Experimental lung cancer metastasis model was established as described previously [58]. In brief, 6-week-old male NOD/SCID mice ((NOD/LtSz-Prkdcscid/J) KRIBB, Cheongwon-gun, Korea) were inoculated by A549 human lung cancer cells into the right flank. When the tumor was grown and reached the standard volume of approximately 200 mm3, mice were randomly assigned to two experimental groups (n = 10) and treated with daurinol (10 mg/kg of body weight) or vehicle by oral gavage twice a week for 6 weeks. For the experimental breast cancer metastasis model, 6-week-old female NOD/SCID mice were used. MDA-MB-231 human breast cancer cells were orthotopically transplanted into the mammary fat pads of mice, as described previously [61-63]. Once recipient mammary tumors reached a size of approximately 200 mm3, a mastectomy was conducted. After induction of anesthesia and disinfection, a 2 cm midline abdominal skin incision was made and tumor supplying arteries were located and ligated. The mammary tumor including adjacent fourth and fifth mammary glands were separated from adherent tissues using forceps and soaked cotton swabs. The skin was closed using stitches. After resection, mice were treated with oral gavage injection of daurinol (10 mg/kg of body weight) or vehicle twice a week for 6 weeks. Following mastectomy, all mice were monitored for disease progression and metastasis formation by palpation and daily observation of their physical health, appearance, and behavior. Recipient animals were sacrificed when they developed clinical signs of distress caused by metastatic disease. After treatment, all mice were sacrificed, after which the lungs were removed and fixed in 10% formalin. The tissue was submitted to histological evaluation using hematoxilin and eosin (H&E) staining, and tumor number and volume quantified. The tumor volume was calculated by the formula: μm3 = 1/2 × long diameter × short diameter2.

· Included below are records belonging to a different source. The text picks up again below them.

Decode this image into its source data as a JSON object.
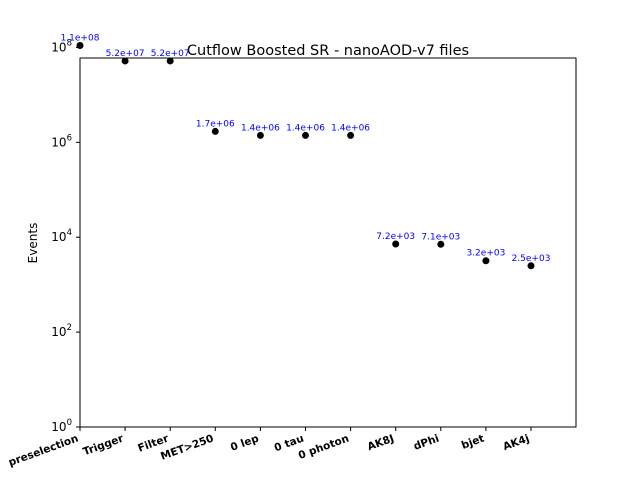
{
  "chart_data": {
    "type": "scatter",
    "title": "Cutflow Boosted SR - nanoAOD-v7 files",
    "xlabel": "",
    "ylabel": "Events",
    "yscale": "log",
    "ylim": [
      1,
      60000000
    ],
    "categories": [
      "preselection",
      "Trigger",
      "Filter",
      "MET>250",
      "0 lep",
      "0 tau",
      "0 photon",
      "AK8J",
      "dPhi",
      "bjet",
      "AK4j"
    ],
    "values": [
      110000000,
      52000000,
      52000000,
      1700000,
      1400000,
      1400000,
      1400000,
      7200,
      7100,
      3200,
      2500
    ],
    "value_labels": [
      "1.1e+08",
      "5.2e+07",
      "5.2e+07",
      "1.7e+06",
      "1.4e+06",
      "1.4e+06",
      "1.4e+06",
      "7.2e+03",
      "7.1e+03",
      "3.2e+03",
      "2.5e+03"
    ],
    "yticks": [
      {
        "value": 1,
        "base": "10",
        "exp": "0"
      },
      {
        "value": 100,
        "base": "10",
        "exp": "2"
      },
      {
        "value": 10000,
        "base": "10",
        "exp": "4"
      },
      {
        "value": 1000000,
        "base": "10",
        "exp": "6"
      },
      {
        "value": 100000000,
        "base": "10",
        "exp": "8"
      }
    ],
    "marker_color": "#000000",
    "label_color": "#0000ff",
    "grid": false,
    "legend": "none"
  }
}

To assess the chemopreventive effect of daurinol on tobacco-induced tumorigenesis, 6-week-old female A/J mice (from Orient Co. (Seoul, Korea)) were treated with 4-(methylnitrosoamino)-1-(3-pyridyl)-1-butanone (NNK) and benzo(a)pyrene [BaP] (3 μM each in 0.1 mL of cottonseed oil) once a week for 8 weeks. After the first treatment, mice were randomly divided into two groups. One group of mice received vehicle alone while the second group received 10 mg/kg of daurinol. Daurinol was administered once a week for 10 weeks. After treatment, all mice were sacrificed, after which lungs were removed and fixed in 10% formalin. Tissues were submitted to histological evaluation using hematoxilin and eosin (H&E) staining, and number and volumewere quantified. Tumor volume was calculated by the formula: mm3 = 1/2 × long diameter × short diameter2.

Statistical analysis

Two-tailed Student's t-test was used for statistical analysis of comparative data using Microsoft Excel software (Microsoft Co., Tokyo, Japan). Values of p < 0.05 were considered as significant and indicated by asterisks in the figures. For graphical representation of data, y-axis error bars indicate standard deviation (s.d.) of the data for each point marked on the graph.